Please introduce yourself first and tell us about your background, areas of expertise, and your position in your institution.
I’m a geographer specializing in climatology by training and hold a Ph. D. in science. During my research, I focused on the carbon cycle of eroding landscapes under human disturbances, trying to assess the amount of carbon exchanged between the soil and the atmosphere of watersheds impacted by human activity at centennial timescales. After a short period out of academia, working in governmental bodies on environment authorization and leading a cartography team, I came back to research and now occupy a post-doctoral position at the University of Liège in the Biodiversté et Paysage department of Gembloux Agro-Biotech.
What is your role in Rotate as an organization and as an individual?
As a member of a department focusing on ecology and biodiversity, I integrated ROTATE as the biodiversity and nature restoration task leader in WP3 and WP6. I aim to deliver tools for the mining industry that improve the management and restoration of ecosystems more efficiently, integrating approaches such as ecosystem services, nature-based solutions, and carbon capture into their current strategies.
Why do you think that projects like Rotate are so important?
There is no question that our societies are reliant on mineral extraction and will continue to do so. But their impact on the environment is also evident, from drastic landscape alteration to socio-economic challenges and biodiversity loss.

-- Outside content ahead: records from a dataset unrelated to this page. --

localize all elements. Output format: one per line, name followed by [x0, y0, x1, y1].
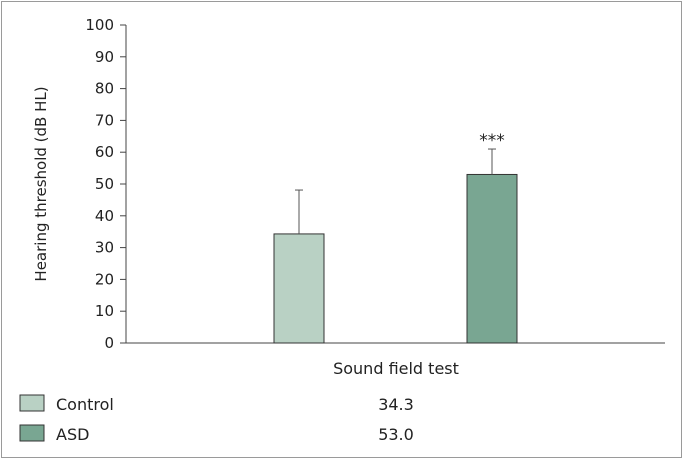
y-tick-label: 40: [95, 207, 114, 225]
y-tick-label: 70: [95, 111, 114, 129]
y-tick-label: 10: [95, 302, 114, 320]
legend: Control 34.3 ASD 53.0: [19, 394, 414, 444]
y-tick-label: 0: [104, 334, 114, 352]
x-axis-title: Sound field test: [333, 359, 459, 378]
bar-control: [273, 233, 325, 344]
y-axis-ticks: 0 10 20 30 40 50 60 70 80 90 100: [85, 16, 126, 352]
y-tick-label: 50: [95, 175, 114, 193]
bar-asd: [466, 173, 518, 344]
y-axis-title: Hearing threshold (dB HL): [32, 86, 50, 281]
legend-swatch-asd: [19, 424, 45, 442]
y-tick-label: 20: [95, 270, 114, 288]
legend-value-asd: 53.0: [378, 425, 414, 444]
bars-group: ***: [273, 131, 518, 344]
legend-value-control: 34.3: [378, 395, 414, 414]
legend-label-asd: ASD: [56, 425, 89, 444]
y-tick-label: 60: [95, 143, 114, 161]
y-tick-label: 30: [95, 239, 114, 257]
significance-label: ***: [479, 131, 505, 151]
legend-swatch-control: [19, 394, 45, 412]
y-tick-label: 90: [95, 48, 114, 66]
y-tick-label: 100: [85, 16, 114, 34]
legend-label-control: Control: [56, 395, 114, 414]
y-tick-label: 80: [95, 80, 114, 98]
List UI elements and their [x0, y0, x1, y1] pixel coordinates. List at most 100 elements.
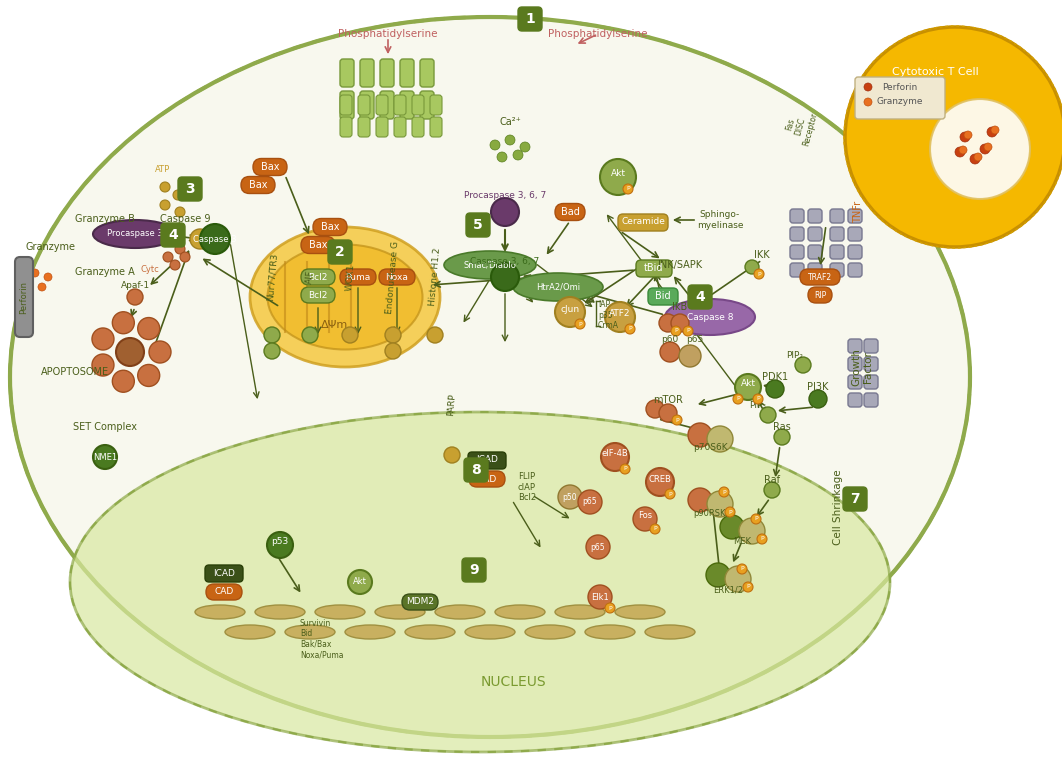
Text: P: P — [722, 489, 725, 495]
Text: NUCLEUS: NUCLEUS — [480, 675, 546, 689]
Text: 4: 4 — [168, 228, 177, 242]
Text: APOPTOSOME: APOPTOSOME — [41, 367, 109, 377]
FancyBboxPatch shape — [301, 287, 335, 303]
FancyBboxPatch shape — [301, 236, 335, 254]
Ellipse shape — [70, 412, 890, 752]
Circle shape — [264, 327, 280, 343]
Circle shape — [984, 143, 992, 151]
Text: Bad: Bad — [561, 207, 580, 217]
Text: P: P — [627, 186, 630, 192]
Ellipse shape — [555, 605, 605, 619]
Text: p65: p65 — [686, 334, 704, 344]
Text: P: P — [578, 321, 582, 327]
Circle shape — [707, 426, 733, 452]
Text: Bax: Bax — [249, 180, 268, 190]
Text: Nur77/TR3: Nur77/TR3 — [266, 252, 278, 301]
Circle shape — [160, 200, 170, 210]
Text: CREB: CREB — [649, 475, 671, 483]
Text: Akt: Akt — [353, 578, 367, 587]
Circle shape — [623, 184, 633, 194]
Circle shape — [138, 364, 159, 387]
Ellipse shape — [93, 220, 177, 248]
Circle shape — [672, 415, 682, 425]
FancyBboxPatch shape — [430, 117, 442, 137]
Circle shape — [179, 252, 190, 262]
Text: Cytc: Cytc — [140, 265, 159, 274]
FancyBboxPatch shape — [847, 245, 862, 259]
Circle shape — [38, 283, 46, 291]
Circle shape — [795, 357, 811, 373]
Circle shape — [650, 524, 660, 534]
Text: 4: 4 — [696, 290, 705, 304]
Text: Ceramide: Ceramide — [621, 218, 665, 226]
Text: p50: p50 — [563, 492, 578, 502]
FancyBboxPatch shape — [379, 269, 415, 285]
Circle shape — [735, 374, 761, 400]
Text: Granzyme: Granzyme — [877, 97, 923, 107]
Text: Procaspase 3: Procaspase 3 — [107, 229, 162, 239]
Circle shape — [491, 198, 519, 226]
Text: FLIP
cIAP
Bcl2: FLIP cIAP Bcl2 — [518, 472, 536, 502]
Text: Granzyme: Granzyme — [25, 242, 75, 252]
FancyBboxPatch shape — [847, 339, 862, 353]
Text: PDK1: PDK1 — [761, 372, 788, 382]
Circle shape — [974, 153, 982, 161]
Ellipse shape — [225, 625, 275, 639]
FancyBboxPatch shape — [253, 159, 287, 176]
Circle shape — [964, 131, 972, 139]
FancyBboxPatch shape — [340, 91, 354, 119]
Text: IAP
p35
CrmA: IAP p35 CrmA — [598, 300, 619, 330]
FancyBboxPatch shape — [808, 245, 822, 259]
FancyBboxPatch shape — [830, 209, 844, 223]
FancyBboxPatch shape — [847, 263, 862, 277]
Circle shape — [44, 273, 52, 281]
Circle shape — [660, 314, 676, 332]
Text: Apaf-1: Apaf-1 — [120, 281, 150, 289]
FancyBboxPatch shape — [790, 227, 804, 241]
Text: RIP: RIP — [813, 291, 826, 299]
Circle shape — [960, 132, 970, 142]
Text: WOX1: WOX1 — [344, 263, 356, 291]
Circle shape — [620, 464, 630, 474]
Circle shape — [601, 443, 629, 471]
Text: Fos: Fos — [638, 512, 652, 521]
FancyBboxPatch shape — [518, 7, 542, 31]
Text: P: P — [675, 417, 679, 423]
Text: 9: 9 — [469, 563, 479, 577]
Text: ATP: ATP — [155, 164, 170, 173]
Circle shape — [646, 468, 674, 496]
Text: Histone H1.2: Histone H1.2 — [428, 248, 442, 307]
FancyBboxPatch shape — [340, 269, 376, 285]
Circle shape — [31, 269, 39, 277]
Circle shape — [845, 27, 1062, 247]
FancyBboxPatch shape — [412, 117, 424, 137]
FancyBboxPatch shape — [847, 357, 862, 371]
FancyBboxPatch shape — [313, 219, 347, 235]
Ellipse shape — [665, 299, 755, 335]
Ellipse shape — [285, 625, 335, 639]
Text: TRAF2: TRAF2 — [808, 272, 832, 281]
Circle shape — [170, 260, 179, 270]
FancyBboxPatch shape — [466, 213, 490, 237]
Text: Smac/Diablo: Smac/Diablo — [463, 261, 516, 269]
FancyBboxPatch shape — [468, 452, 506, 469]
FancyBboxPatch shape — [380, 59, 394, 87]
Circle shape — [864, 83, 872, 91]
Circle shape — [665, 489, 675, 499]
FancyBboxPatch shape — [864, 339, 878, 353]
Circle shape — [588, 585, 612, 609]
Circle shape — [753, 394, 763, 404]
Circle shape — [113, 370, 134, 392]
Text: 5: 5 — [474, 218, 483, 232]
Circle shape — [264, 343, 280, 359]
Text: CAD: CAD — [478, 475, 497, 483]
Ellipse shape — [615, 605, 665, 619]
Circle shape — [113, 311, 134, 334]
Circle shape — [739, 518, 765, 544]
FancyBboxPatch shape — [808, 227, 822, 241]
Text: 2: 2 — [336, 245, 345, 259]
Text: HtrA2/Omi: HtrA2/Omi — [536, 282, 580, 291]
FancyBboxPatch shape — [394, 95, 406, 115]
Text: Fas
DISC
Receptor: Fas DISC Receptor — [782, 107, 819, 147]
Circle shape — [970, 154, 980, 164]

Nevertheless, by creating a mosaic of small-scaled habitats, the mining industry offers many opportunities for ecosystem restoration and biodiversity management, which are vital regarding the wider trends of ecosystem degradation. Projects such as ROTATE underline those opportunities and give the tools to quarry managers to make a difference and improve their biodiversity and ecosystem restoration. Communicating this point to the public and allowing nature observation may also help social acceptance.

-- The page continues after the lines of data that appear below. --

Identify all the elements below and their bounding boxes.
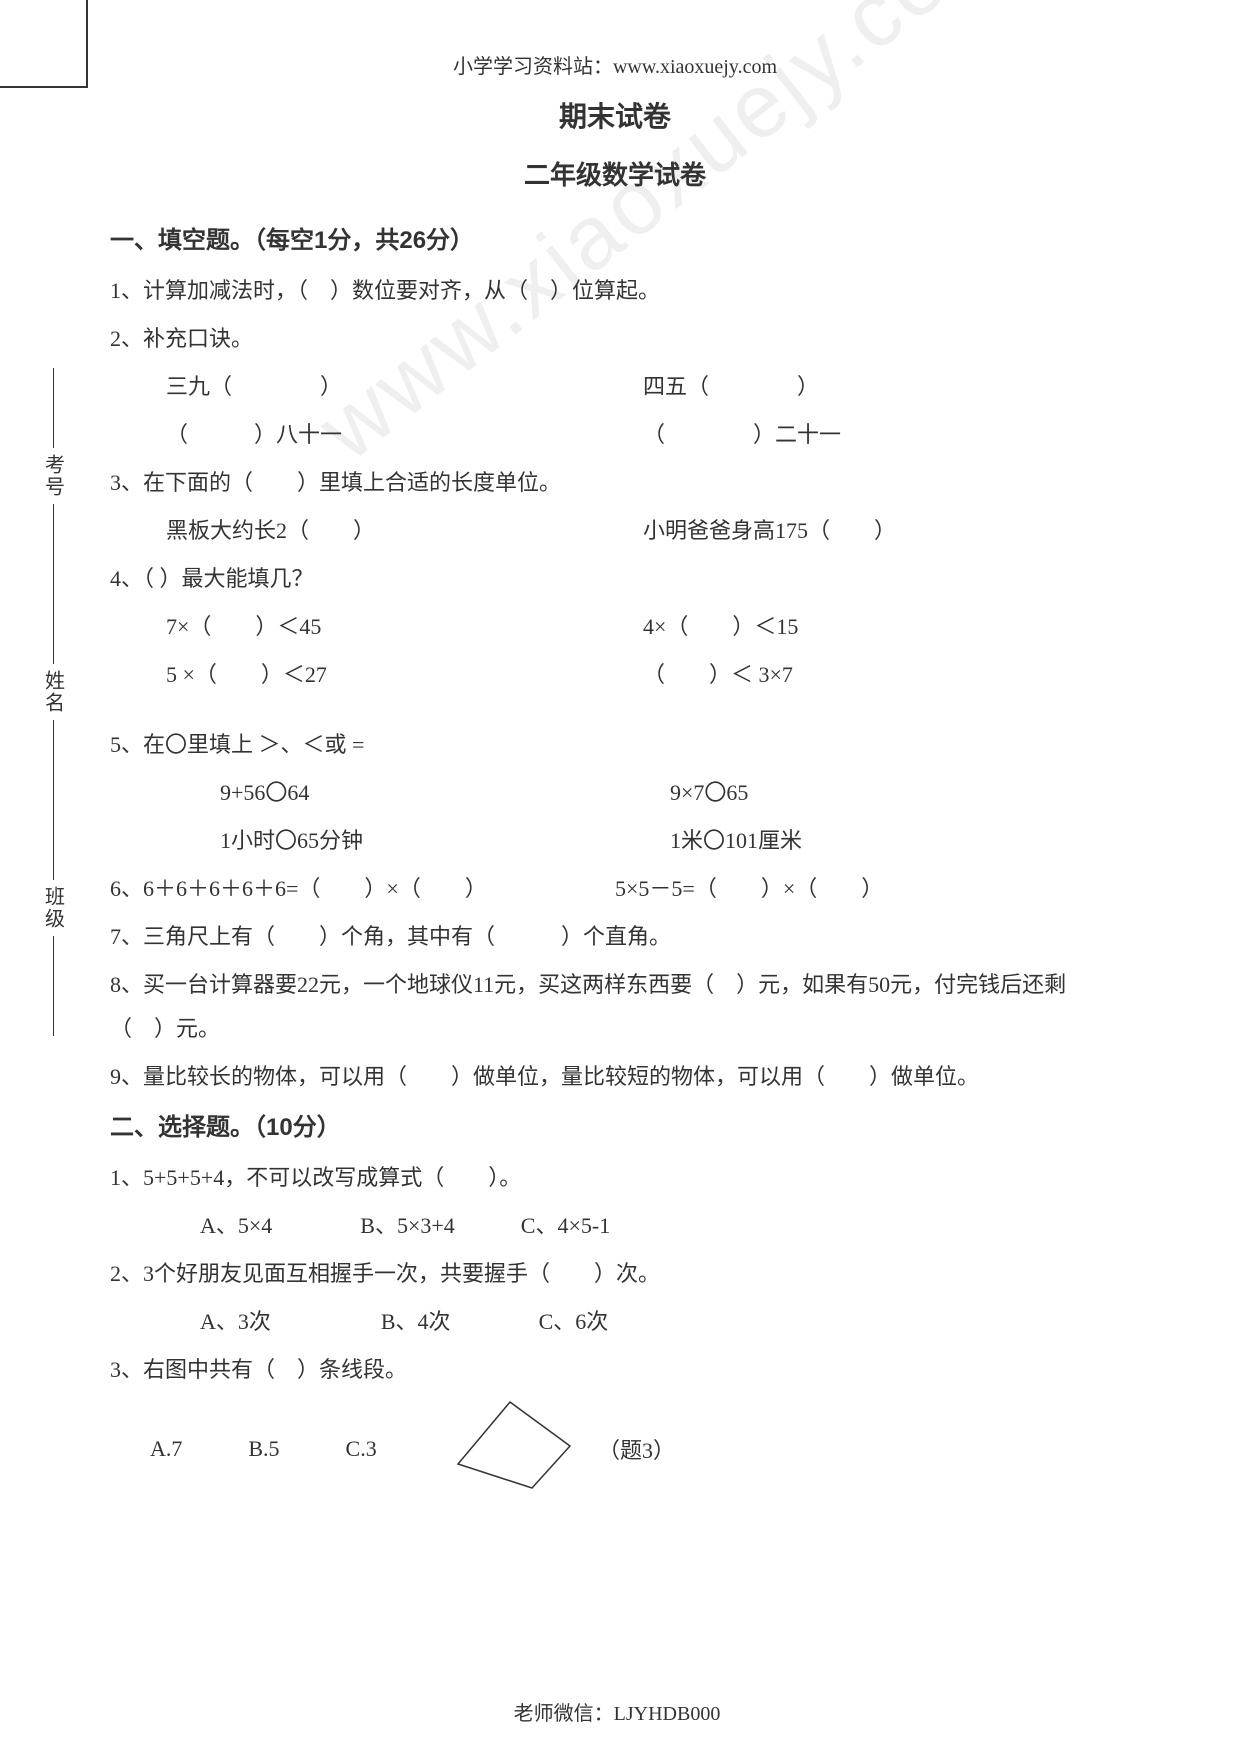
quadrilateral-icon xyxy=(450,1396,580,1496)
s1-q4-b-right: （ ）＜ 3×7 xyxy=(643,653,1120,697)
s1-q5-a-left: 9+56〇64 xyxy=(220,771,670,815)
s1-q9: 9、量比较长的物体，可以用（ ）做单位，量比较短的物体，可以用（ ）做单位。 xyxy=(110,1055,1120,1099)
s1-q7: 7、三角尺上有（ ）个角，其中有（ ）个直角。 xyxy=(110,915,1120,959)
s1-q5-b-right: 1米〇101厘米 xyxy=(670,819,1120,863)
s1-q4-a-right: 4×（ ）＜15 xyxy=(643,605,1120,649)
side-label-name: 姓名 xyxy=(39,664,68,720)
s2-q3-opts: A.7 B.5 C.3 xyxy=(110,1427,430,1471)
s1-q3-a-left: 黑板大约长2（ ） xyxy=(166,509,643,553)
s1-q2-a-right: 四五（ ） xyxy=(643,365,1120,409)
s1-q2-b-left: （ ）八十一 xyxy=(166,413,643,457)
s1-q4-b-left: 5 ×（ ）＜27 xyxy=(166,653,643,697)
side-label-strip: 考号 姓名 班级 xyxy=(18,368,88,1318)
corner-mark xyxy=(0,0,88,88)
s1-q3-a-right: 小明爸爸身高175（ ） xyxy=(643,509,1120,553)
s1-q2-stem: 2、补充口诀。 xyxy=(110,317,1120,361)
page-content: 小学学习资料站：www.xiaoxuejy.com 期末试卷 二年级数学试卷 一… xyxy=(110,50,1120,1501)
side-label-class: 班级 xyxy=(39,880,68,936)
s1-q5-b-left: 1小时〇65分钟 xyxy=(220,819,670,863)
s1-q5-a-right: 9×7〇65 xyxy=(670,771,1120,815)
s1-q1: 1、计算加减法时，（ ）数位要对齐，从（ ）位算起。 xyxy=(110,269,1120,313)
s2-q3-stem: 3、右图中共有（ ）条线段。 xyxy=(110,1348,1120,1392)
s1-q2-a-left: 三九（ ） xyxy=(166,365,643,409)
side-label-exam-no: 考号 xyxy=(39,448,68,504)
s2-q2-opts: A、3次 B、4次 C、6次 xyxy=(110,1300,1120,1344)
footer-teacher-wechat: 老师微信：LJYHDB000 xyxy=(0,1697,1234,1726)
s1-q3-stem: 3、在下面的（ ）里填上合适的长度单位。 xyxy=(110,461,1120,505)
s1-q8: 8、买一台计算器要22元，一个地球仪11元，买这两样东西要（ ）元，如果有50元… xyxy=(110,963,1120,1051)
s1-q2-b-right: （ ）二十一 xyxy=(643,413,1120,457)
s1-q4-a-left: 7×（ ）＜45 xyxy=(166,605,643,649)
doc-subtitle: 二年级数学试卷 xyxy=(110,155,1120,192)
s1-q6-left: 6、6＋6＋6＋6＋6=（ ）×（ ） xyxy=(110,867,615,911)
s1-q6-right: 5×5－5=（ ）×（ ） xyxy=(615,867,1120,911)
header-source-link: 小学学习资料站：www.xiaoxuejy.com xyxy=(110,50,1120,79)
doc-title: 期末试卷 xyxy=(110,95,1120,135)
s2-q2-stem: 2、3个好朋友见面互相握手一次，共要握手（ ）次。 xyxy=(110,1252,1120,1296)
section1-heading: 一、填空题。（每空1分，共26分） xyxy=(110,220,1120,255)
section2-heading: 二、选择题。（10分） xyxy=(110,1107,1120,1142)
s2-q1-opts: A、5×4 B、5×3+4 C、4×5-1 xyxy=(110,1204,1120,1248)
s1-q5-stem: 5、在〇里填上 ＞、＜或 = xyxy=(110,723,1120,767)
s2-q1-stem: 1、5+5+5+4，不可以改写成算式（ ）。 xyxy=(110,1156,1120,1200)
s1-q4-stem: 4、（ ）最大能填几？ xyxy=(110,557,1120,601)
s2-q3-figure xyxy=(450,1396,580,1501)
s2-q3-caption: （题3） xyxy=(598,1433,675,1465)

In your opinion which should be the most important areas for the future of mining?
In a wider trend of global ecosystem degradation, the mining sector must seize the opportunity of being an active part of ecosystem management and restoration, as – owing to its footprint on the landscape – it has a key role to play in balancing ecosystem services and socio-economical aspect during and after exploitations.
Let us know you a little bit better. Would you tell us something you like to do when you are out of the office?
When out of the office, I grab my camera and hiking gear to go explore and photograph our beautiful planet. I mostly focus on Belgium but also travel for photography. I spend a lot of time curating images and working on photo-related projects such as exhibitions, workshops, and conferences. All with the single purpose of conveying my fascination with Earth.